Die Grenzen von Arbeit und Freizeit verschwimmen
Was für unsere Eltern noch galt (Stunden Arbeit, 8 Stunden Freizeit und 8 Stunden Schlaf), gilt für einen Teil der heutigen Arbeitenden nicht mehr. Wer im Management angesiedelt, Kleingewerbetreibender, Selbständiger ist oder als Arzt oder Techniker im Notdienst arbeitet, weiß um eine inzwischen fast ständige Erreichbarkeit. Die Grenzen zwischen Arbeit und Freizeit verschwimmen immer mehr.

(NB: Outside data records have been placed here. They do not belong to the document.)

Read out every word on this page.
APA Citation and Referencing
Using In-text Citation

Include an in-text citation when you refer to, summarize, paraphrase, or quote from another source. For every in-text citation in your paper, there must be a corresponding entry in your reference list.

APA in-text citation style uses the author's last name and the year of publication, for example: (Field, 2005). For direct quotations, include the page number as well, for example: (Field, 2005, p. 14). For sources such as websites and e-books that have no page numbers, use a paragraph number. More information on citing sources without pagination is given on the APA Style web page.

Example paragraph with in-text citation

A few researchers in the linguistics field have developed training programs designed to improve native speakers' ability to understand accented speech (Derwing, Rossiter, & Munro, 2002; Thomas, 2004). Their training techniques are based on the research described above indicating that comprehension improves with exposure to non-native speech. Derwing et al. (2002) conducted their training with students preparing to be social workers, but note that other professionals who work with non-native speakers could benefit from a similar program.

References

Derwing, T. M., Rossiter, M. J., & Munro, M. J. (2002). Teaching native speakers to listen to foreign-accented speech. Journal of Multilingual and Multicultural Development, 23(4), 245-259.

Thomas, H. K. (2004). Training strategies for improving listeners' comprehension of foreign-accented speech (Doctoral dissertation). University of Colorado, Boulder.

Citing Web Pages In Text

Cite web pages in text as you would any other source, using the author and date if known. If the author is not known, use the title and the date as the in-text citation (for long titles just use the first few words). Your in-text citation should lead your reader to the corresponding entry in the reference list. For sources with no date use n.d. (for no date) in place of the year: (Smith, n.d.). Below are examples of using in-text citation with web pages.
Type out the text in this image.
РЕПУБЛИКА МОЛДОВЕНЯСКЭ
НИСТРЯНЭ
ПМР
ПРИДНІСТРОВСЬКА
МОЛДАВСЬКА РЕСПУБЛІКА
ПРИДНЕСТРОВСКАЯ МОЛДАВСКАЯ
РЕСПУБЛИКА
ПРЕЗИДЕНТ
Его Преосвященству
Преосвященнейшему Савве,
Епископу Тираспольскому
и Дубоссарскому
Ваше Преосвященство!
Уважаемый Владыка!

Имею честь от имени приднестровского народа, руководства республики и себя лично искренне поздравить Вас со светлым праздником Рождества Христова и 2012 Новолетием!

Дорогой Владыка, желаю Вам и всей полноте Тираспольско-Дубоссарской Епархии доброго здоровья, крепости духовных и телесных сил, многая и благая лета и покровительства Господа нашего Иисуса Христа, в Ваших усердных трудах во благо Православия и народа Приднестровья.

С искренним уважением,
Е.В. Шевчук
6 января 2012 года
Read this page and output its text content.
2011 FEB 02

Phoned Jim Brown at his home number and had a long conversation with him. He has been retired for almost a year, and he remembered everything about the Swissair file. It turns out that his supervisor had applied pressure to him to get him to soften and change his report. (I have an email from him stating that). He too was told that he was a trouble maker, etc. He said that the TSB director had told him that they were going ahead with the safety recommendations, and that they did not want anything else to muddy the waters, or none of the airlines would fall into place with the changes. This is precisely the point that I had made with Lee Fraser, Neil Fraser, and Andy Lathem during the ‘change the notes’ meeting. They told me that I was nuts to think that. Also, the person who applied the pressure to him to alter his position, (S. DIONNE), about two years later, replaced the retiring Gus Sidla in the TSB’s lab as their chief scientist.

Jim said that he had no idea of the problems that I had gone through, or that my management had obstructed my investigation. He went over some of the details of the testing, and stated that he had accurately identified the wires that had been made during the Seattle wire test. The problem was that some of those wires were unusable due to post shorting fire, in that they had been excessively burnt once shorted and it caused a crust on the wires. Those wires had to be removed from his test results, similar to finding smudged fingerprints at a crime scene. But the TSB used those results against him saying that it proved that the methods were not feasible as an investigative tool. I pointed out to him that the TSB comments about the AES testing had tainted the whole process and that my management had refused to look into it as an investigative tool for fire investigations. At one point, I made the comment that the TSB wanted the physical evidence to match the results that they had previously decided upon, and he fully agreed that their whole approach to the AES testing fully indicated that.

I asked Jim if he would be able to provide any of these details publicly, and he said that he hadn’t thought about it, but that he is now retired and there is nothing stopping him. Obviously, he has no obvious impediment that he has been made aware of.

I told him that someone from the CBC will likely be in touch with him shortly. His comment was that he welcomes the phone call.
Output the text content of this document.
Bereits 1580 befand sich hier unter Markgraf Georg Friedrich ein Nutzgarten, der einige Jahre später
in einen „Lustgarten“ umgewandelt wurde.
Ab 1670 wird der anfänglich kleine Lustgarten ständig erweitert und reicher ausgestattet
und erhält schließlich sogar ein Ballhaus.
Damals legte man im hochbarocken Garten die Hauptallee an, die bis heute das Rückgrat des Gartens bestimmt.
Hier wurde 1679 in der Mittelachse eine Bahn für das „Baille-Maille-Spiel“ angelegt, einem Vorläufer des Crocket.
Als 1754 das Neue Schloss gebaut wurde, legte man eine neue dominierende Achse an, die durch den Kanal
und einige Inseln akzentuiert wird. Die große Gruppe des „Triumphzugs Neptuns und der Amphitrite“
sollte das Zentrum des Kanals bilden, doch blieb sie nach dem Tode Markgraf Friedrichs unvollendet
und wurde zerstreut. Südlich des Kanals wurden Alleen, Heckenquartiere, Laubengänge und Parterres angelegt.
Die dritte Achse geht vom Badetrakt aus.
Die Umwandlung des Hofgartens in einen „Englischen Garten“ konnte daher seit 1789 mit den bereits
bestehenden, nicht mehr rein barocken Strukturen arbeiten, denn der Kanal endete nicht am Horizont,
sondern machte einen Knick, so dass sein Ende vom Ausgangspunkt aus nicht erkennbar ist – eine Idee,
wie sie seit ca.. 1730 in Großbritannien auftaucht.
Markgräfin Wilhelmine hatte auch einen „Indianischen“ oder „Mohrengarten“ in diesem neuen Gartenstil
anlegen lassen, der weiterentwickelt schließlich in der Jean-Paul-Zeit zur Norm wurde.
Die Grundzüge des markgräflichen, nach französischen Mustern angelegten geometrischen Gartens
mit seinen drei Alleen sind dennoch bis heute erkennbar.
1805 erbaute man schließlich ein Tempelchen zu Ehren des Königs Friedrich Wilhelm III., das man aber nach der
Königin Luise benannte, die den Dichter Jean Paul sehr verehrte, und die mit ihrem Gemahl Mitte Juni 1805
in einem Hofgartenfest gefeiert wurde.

Was für Angestellteoft ein notwendiges Übel ist, schätzt der Selbständige. Auch wenn diese Personengruppe noch relativ klein ist, wird sie in den nächsten Jahren weiter wachsen. Natürlich wird Verkaufspersonal in einem Supermarkt immer noch zu bestimmten Zeiten vor Ort sein müssen, aber für viele andere Tätigkeiten, die einen Home Office Arbeitsplatz möglich machen, besteht im Grunde keine Anwesenheitspflicht. Wann und wo die Arbeit getan wird, ist gleichgültig. Hauptsache sie wird termingerecht fertiggestellt. Ob ein Versicherungsvertrag im Büro, Zuhause oder am Strand bearbeitet wird, ist gleichgültig. Es zählt, wie gesagt, das Ergebnis.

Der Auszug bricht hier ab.